2. A ilusão (La vida es sueño; mundus est fabula):

  • «la représentation de métamorphoses en série invite à considérer que la réalité est une succession d’apparences sans plus de fondement les unes que les autres. Elle constitue à chaque moment une illusion.» [Plazenet, pp. 28-29]
  • «O homem passa pela vida iludido pela aparência das coisas: julga-as reais e são ilusões que se desfazem em nada. Como as imagens virtuais que o espelho nos devolve…. Ou como os sucessos vividos em sonho… Onde a realidade dessas imagens?
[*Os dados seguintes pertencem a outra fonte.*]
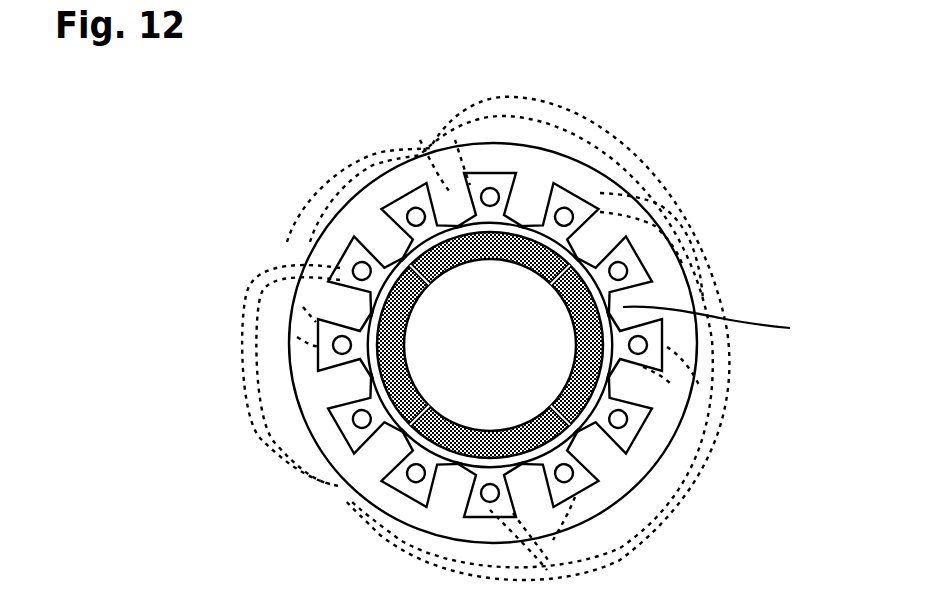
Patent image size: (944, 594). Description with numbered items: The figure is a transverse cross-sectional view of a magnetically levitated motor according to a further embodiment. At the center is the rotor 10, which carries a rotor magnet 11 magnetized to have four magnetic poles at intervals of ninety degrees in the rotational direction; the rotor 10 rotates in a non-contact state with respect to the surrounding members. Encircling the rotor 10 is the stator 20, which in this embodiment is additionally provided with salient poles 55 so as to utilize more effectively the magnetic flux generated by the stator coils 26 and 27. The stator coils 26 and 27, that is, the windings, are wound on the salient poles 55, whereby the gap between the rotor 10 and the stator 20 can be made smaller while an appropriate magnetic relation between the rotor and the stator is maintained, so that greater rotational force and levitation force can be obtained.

The rotor 10 is at (413, 242).
The rotor magnet 11 is at (395, 376).
The stator 20 is at (680, 190).
The stator coil 26 is at (383, 156).
The stator coil 27 is at (245, 338).
The salient pole 55 is at (724, 325).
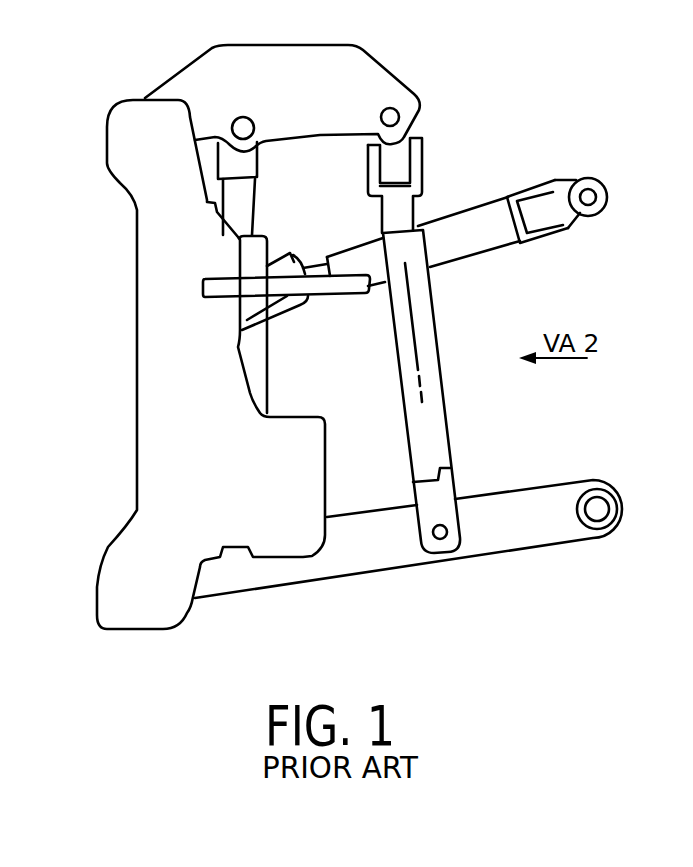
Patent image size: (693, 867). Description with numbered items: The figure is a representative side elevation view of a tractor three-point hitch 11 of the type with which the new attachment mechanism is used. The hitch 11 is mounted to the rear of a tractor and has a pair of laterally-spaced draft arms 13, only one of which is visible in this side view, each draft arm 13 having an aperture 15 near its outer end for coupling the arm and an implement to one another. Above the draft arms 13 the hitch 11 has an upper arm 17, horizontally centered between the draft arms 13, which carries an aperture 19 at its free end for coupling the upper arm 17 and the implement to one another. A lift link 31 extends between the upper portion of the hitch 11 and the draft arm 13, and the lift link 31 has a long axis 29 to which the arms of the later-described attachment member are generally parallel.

The 3-point hitch 11 is at (460, 68).
The draft arm 13 is at (507, 552).
The aperture 15 is at (597, 513).
The upper arm 17 is at (460, 212).
The aperture 19 is at (586, 188).
The long axis 29 is at (420, 370).
The lift link 31 is at (448, 442).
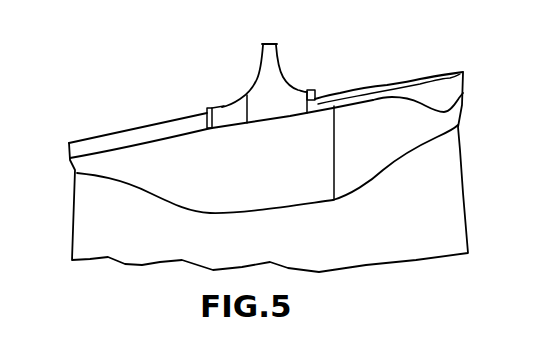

O sonho e o espelho, mostrando a ilusão e a fabilidade do homem, são novos motivos fomentadores da quase constante lição de desengano que esta poesia ensina» [Pires, p.36]

3. O disfarce (fingimento)

  • «Le déguisement baroque est omniprésent et revêt toutes les formes. Travestissement ludique, dissimulation d’identité, changement de sexe, […], il est un ressort fondamentale de la littérature aussi bien narrative que dramatique.» [Plazenet, p. 32] O disfarce «manifeste l’aptitude de tout individu à devenir autre. Le déterminisme sexuel lui-même ne résiste pas à ce polymorphisme. […] Se déguiser est le moyen d’accéder à une face cachée des individus ou à une vérité qui ne serait pas relevé sans le détour de l’altérité.» [idem]
  • O anulamento do eu («L’évanescence du moi») e mesmo a loucura: «à trop bien jouer autrui, l’homme ne sait plus qui il est lui-même. Son moi lui échappe.» [idem]. «Le déguisement, quand il vire à la confusion d’identité, touche à la folie. (…) La folie, à considérer sa fréquence, est presque un état normal di sujet baroque.» [ibidem, p.33]
  • O homem e o comediante: «La marge est mince entre simulation et théâtre. Le personnage déguise confesse avoir du plaisir à jouer la comédie aux autres. Aussi la comédie et le comédien envahissent-ils les œuvres de la période. (…) L’illusion au cœur de la réalité. La littérature baroque insiste sur les figures du dédoublement pour mieux représenter le caractère illusoire de la réalité matérielle. Ses motifs ressortissent au jeu, mais ce dernier est grave. Il engage une conception de l’existence.» [idem]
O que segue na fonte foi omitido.